If two agents share the same $LSAM_ROOT, they run the same code. To operate multiple versions of the LSAM (Scenario 1), place the LSAMs in separate directories and set the respective $LSAM_ROOT variable to the appropriate path (e.g., /usr/local/prod-lsam/ and /usr/local/dev-lsam/). To implement multiple configurations of a single version of the LSAM (Scenario 2), run the "install_lsam" script, specifying the appropriate $SAM_SOCKET and $SMA_LSAM_INSTANCE, e.g., "install_lsam `pwd` 3100 general" and "install_lsam `pwd` 3200 critical".

Example

Assume that one instance of the agent operating on host "unix_system" is for general users (configured with a small max_number_of_jobs and small max_bandwidth). A second instance of the agent is configured to allow full system utilization for critical jobs.

The OpCon machine names could be named "unix_general" and "unix_critical". Access to "unix_critical" is restricted to the OpCon users with the correct privileges. Both "unix_general" and "unix_critical" would resolve to the IP address of "unix_system". A job available to both "unix_general" and "unix_critical" could query environment variable $SMA_LSAM_INSTANCE to determine on which LSAM instance it is currently running (Is the value of $SMA_LSAM_INSTANCE "general" or "critical"?) and act accordingly.
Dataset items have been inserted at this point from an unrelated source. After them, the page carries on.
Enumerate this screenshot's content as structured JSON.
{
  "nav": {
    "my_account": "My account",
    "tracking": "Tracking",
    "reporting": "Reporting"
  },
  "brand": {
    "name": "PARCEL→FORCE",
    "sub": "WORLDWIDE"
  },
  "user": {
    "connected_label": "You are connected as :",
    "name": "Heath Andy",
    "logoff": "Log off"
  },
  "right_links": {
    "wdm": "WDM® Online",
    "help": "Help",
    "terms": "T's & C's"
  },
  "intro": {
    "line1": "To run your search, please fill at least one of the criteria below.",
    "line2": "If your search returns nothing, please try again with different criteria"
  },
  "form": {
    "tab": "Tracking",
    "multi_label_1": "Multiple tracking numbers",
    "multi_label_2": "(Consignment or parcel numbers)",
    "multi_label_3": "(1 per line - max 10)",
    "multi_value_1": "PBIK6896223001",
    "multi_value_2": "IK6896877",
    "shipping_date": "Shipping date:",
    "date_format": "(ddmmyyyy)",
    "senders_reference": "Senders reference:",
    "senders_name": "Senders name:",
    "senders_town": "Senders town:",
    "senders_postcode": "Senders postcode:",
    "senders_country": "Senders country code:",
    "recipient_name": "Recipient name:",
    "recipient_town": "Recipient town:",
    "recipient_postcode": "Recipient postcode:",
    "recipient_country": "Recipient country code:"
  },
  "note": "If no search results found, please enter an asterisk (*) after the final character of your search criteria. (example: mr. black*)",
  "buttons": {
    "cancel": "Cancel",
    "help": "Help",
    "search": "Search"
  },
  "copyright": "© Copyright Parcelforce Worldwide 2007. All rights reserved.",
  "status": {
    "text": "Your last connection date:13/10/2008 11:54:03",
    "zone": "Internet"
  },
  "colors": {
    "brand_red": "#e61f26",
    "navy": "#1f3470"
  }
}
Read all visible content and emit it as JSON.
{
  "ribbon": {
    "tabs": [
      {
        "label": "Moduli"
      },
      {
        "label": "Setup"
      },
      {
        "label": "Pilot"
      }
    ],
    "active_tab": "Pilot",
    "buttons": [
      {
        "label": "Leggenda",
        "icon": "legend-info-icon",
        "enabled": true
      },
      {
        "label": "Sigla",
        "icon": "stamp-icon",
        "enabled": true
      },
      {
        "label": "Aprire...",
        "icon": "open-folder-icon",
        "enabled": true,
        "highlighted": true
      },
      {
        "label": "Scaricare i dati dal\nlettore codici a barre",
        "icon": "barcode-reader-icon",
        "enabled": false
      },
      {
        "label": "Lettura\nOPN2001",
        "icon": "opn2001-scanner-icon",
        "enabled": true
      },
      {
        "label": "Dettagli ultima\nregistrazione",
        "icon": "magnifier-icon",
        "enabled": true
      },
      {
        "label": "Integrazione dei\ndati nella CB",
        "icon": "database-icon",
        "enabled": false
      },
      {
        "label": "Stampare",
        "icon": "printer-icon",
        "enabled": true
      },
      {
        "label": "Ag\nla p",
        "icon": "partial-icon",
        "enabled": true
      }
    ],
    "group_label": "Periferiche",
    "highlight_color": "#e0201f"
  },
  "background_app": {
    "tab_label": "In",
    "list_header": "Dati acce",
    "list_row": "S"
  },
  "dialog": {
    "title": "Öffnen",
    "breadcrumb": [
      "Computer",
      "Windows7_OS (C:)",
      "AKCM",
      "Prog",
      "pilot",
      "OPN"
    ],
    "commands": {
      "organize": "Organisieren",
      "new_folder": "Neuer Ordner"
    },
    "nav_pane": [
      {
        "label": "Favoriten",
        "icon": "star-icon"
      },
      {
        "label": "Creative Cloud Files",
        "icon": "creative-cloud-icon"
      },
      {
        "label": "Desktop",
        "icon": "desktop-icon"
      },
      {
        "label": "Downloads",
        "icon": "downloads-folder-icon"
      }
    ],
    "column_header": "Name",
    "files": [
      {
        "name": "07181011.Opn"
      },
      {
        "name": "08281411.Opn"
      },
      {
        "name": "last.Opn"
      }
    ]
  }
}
The environment variable $SMA_BINDIR is defined within each instance of an agent to point to the "bin/" directory containing the utilities file_check, maintain_ofiles, sma_ppscript, and sma_status. This allows user jobs, running these utilities, to get the correct agent version under which the job is running.

OpCon central components

From the point of view of the OpCon central components, multiple instances of an agent are different machines. Each instance of an agent must be identified in the Enterprise Manager on the Machines Screen (Navigation path: Administration>Machines). This requires all machine names associated with the same IP address to be listed in the DNS or to be in the "hosts" file on the OpCon server. For more information, refer to the Machines section in the Concepts online help.

Exception handling

EADDRINUSE - Address already in use when starting an agent instance — The socket number assigned to $SAM_SOCKET is already bound by another process on the system. This can happen when two agent instances are configured with the same $SAM_SOCKET value, or when another service on the host has claimed that port. — Identify the process holding the socket (for example, using netstat -an | grep <SAM_Socket>). Either resolve the conflict or reinstall the agent instance with a different $SAM_SOCKET (for example, 5100 instead of the default 3100). Verify that no two running agent instances on the same host share the same $SAM_SOCKET value.